2. Separate “AI-Assisted Work” from “AI-Free Work”
I suspect that most institutions are drifting toward an unexamined middle ground on which the inclusion of AI in courses broadly without redefining expectations is encouraged. That is a mistake. To build the same educational foundation as many of us using AI today, students will need:
- AI-free environments to build foundational reasoning skills
- AI-integrated environments to learn how to use tools responsibly
Without that separation, we risk short-circuiting the very capabilities the technology claims to enhance.
3. Assess Judgment, Not Just Knowledge
Traditional assessment models reward recall, procedural accuracy, and compliance with instructions. AI can now outperform students on all three. What AI cannot replicate is judgment:
- knowing when an answer is wrong
- recognizing ambiguity
- framing better questions
Curriculum should shift toward:
- oral defenses
- iterative projects
- open-ended problem framing
If we continue to assess what machines do well, we will train students to become moderators of the output from AI. Our future college graduates will know when an answer is wrong, will recognize ambiguity, and will reframe questions for better AI-generated output.

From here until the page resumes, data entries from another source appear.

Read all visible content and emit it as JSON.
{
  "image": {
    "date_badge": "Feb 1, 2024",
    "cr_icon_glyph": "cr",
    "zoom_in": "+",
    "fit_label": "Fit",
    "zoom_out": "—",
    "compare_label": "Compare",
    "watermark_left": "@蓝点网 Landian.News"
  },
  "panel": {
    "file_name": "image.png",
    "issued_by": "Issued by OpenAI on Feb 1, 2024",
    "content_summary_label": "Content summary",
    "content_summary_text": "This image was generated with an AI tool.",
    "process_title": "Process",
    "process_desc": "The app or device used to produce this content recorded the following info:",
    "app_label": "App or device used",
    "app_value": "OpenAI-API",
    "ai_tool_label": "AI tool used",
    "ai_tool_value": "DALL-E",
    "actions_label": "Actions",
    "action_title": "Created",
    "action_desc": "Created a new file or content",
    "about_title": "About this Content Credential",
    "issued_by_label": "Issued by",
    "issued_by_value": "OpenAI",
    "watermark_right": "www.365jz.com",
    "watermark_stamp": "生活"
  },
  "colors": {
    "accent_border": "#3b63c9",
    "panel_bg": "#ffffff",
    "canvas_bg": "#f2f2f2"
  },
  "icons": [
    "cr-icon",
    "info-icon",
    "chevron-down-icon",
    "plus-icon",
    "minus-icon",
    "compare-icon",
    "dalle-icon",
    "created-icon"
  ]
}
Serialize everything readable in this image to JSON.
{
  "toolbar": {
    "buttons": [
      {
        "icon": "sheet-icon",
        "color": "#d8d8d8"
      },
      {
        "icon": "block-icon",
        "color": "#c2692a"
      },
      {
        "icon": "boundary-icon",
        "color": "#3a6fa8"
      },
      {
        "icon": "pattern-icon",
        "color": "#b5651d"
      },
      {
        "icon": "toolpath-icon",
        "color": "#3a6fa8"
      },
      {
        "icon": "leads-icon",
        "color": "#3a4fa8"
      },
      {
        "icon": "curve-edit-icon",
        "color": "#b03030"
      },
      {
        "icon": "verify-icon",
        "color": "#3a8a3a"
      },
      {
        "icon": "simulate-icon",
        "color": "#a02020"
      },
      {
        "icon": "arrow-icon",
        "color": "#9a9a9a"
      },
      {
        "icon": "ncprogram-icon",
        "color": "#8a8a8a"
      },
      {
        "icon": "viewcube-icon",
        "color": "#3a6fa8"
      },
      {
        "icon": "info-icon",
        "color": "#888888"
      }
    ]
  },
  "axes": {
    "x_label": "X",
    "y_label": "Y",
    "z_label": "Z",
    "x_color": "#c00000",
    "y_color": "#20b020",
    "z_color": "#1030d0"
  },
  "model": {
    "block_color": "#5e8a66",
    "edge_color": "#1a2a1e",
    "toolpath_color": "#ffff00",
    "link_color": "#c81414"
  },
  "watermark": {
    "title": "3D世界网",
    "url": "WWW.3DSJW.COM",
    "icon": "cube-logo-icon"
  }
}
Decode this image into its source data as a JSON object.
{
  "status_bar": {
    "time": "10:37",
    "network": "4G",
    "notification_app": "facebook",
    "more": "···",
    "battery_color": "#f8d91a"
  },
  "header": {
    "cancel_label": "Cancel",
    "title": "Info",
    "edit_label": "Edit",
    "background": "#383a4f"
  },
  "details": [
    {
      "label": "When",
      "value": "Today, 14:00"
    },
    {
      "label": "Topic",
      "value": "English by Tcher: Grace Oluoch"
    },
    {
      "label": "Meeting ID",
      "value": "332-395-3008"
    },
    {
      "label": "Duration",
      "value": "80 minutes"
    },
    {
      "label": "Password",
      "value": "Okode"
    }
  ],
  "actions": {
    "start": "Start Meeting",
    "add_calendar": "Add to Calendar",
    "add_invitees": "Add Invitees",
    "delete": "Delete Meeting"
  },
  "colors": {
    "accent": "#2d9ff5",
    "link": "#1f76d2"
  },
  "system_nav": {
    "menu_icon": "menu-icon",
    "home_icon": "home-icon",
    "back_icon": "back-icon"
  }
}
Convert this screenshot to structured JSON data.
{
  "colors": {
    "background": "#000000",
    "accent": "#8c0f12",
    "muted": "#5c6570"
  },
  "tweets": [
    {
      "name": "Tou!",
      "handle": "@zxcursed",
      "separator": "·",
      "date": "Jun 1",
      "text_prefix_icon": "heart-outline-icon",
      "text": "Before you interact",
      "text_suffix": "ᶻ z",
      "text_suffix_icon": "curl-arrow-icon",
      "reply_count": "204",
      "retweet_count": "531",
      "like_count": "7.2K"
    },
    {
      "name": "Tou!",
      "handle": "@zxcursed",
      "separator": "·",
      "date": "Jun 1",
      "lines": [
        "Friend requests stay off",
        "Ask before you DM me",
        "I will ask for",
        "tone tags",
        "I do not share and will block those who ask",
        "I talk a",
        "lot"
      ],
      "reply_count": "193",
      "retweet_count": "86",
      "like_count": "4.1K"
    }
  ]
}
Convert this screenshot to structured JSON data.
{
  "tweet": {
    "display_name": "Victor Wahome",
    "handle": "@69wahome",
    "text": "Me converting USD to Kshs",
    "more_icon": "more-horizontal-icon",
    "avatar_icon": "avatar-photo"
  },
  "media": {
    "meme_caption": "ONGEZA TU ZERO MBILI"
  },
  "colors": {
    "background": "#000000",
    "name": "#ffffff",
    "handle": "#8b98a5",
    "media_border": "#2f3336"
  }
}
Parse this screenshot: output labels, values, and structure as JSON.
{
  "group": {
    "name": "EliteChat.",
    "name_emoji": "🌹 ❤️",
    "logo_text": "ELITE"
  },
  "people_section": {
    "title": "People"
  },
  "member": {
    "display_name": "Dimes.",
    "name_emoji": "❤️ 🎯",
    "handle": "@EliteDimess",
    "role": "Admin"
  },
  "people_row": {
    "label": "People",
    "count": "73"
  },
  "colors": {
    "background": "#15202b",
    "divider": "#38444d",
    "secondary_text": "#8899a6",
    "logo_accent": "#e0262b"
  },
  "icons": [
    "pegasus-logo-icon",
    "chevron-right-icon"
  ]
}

The Institutional Constraint Few Want to Address
There is a deeper tension underlying all of this, one that McCord’s essay hints at but does not fully explore. Higher education institutions are not insulated environments. They are shaped by incentives:
- enrollment pressures
- student satisfaction metrics
- job placement statistics
- cost structures tied to scale
Those incentives push toward efficiency, standardization, and measurable outcomes, all of which favor function over formation. Institutions tend to optimize for what their economic structures reward, even when that diverges from their stated mission.
What should educators do? is too simple a question for this moment. We need to be asking, What are institutions structurally able to sustain over time? That is a governance issue as much as a pedagogical one.
A Closing Thought for Presidents, Provosts, and Trustees
McCord’s essay asks a deceptively simple question:
What is a student, and how should education serve them?
In the age of AI, that question becomes operational. If higher education continues down its current path of optimizing for short-term employability while outsourcing cognition to machines, it risks producing graduates who are less capable of independent thought than the generations before them.
And if that happens at scale, the implications extend well beyond the labor market. The implications will impact the foundations of civic life, leadership, and human autonomy itself. The irony is that the more powerful our tools become, the more we depend on the quality of the minds using them.
Higher education cannot afford to forget that.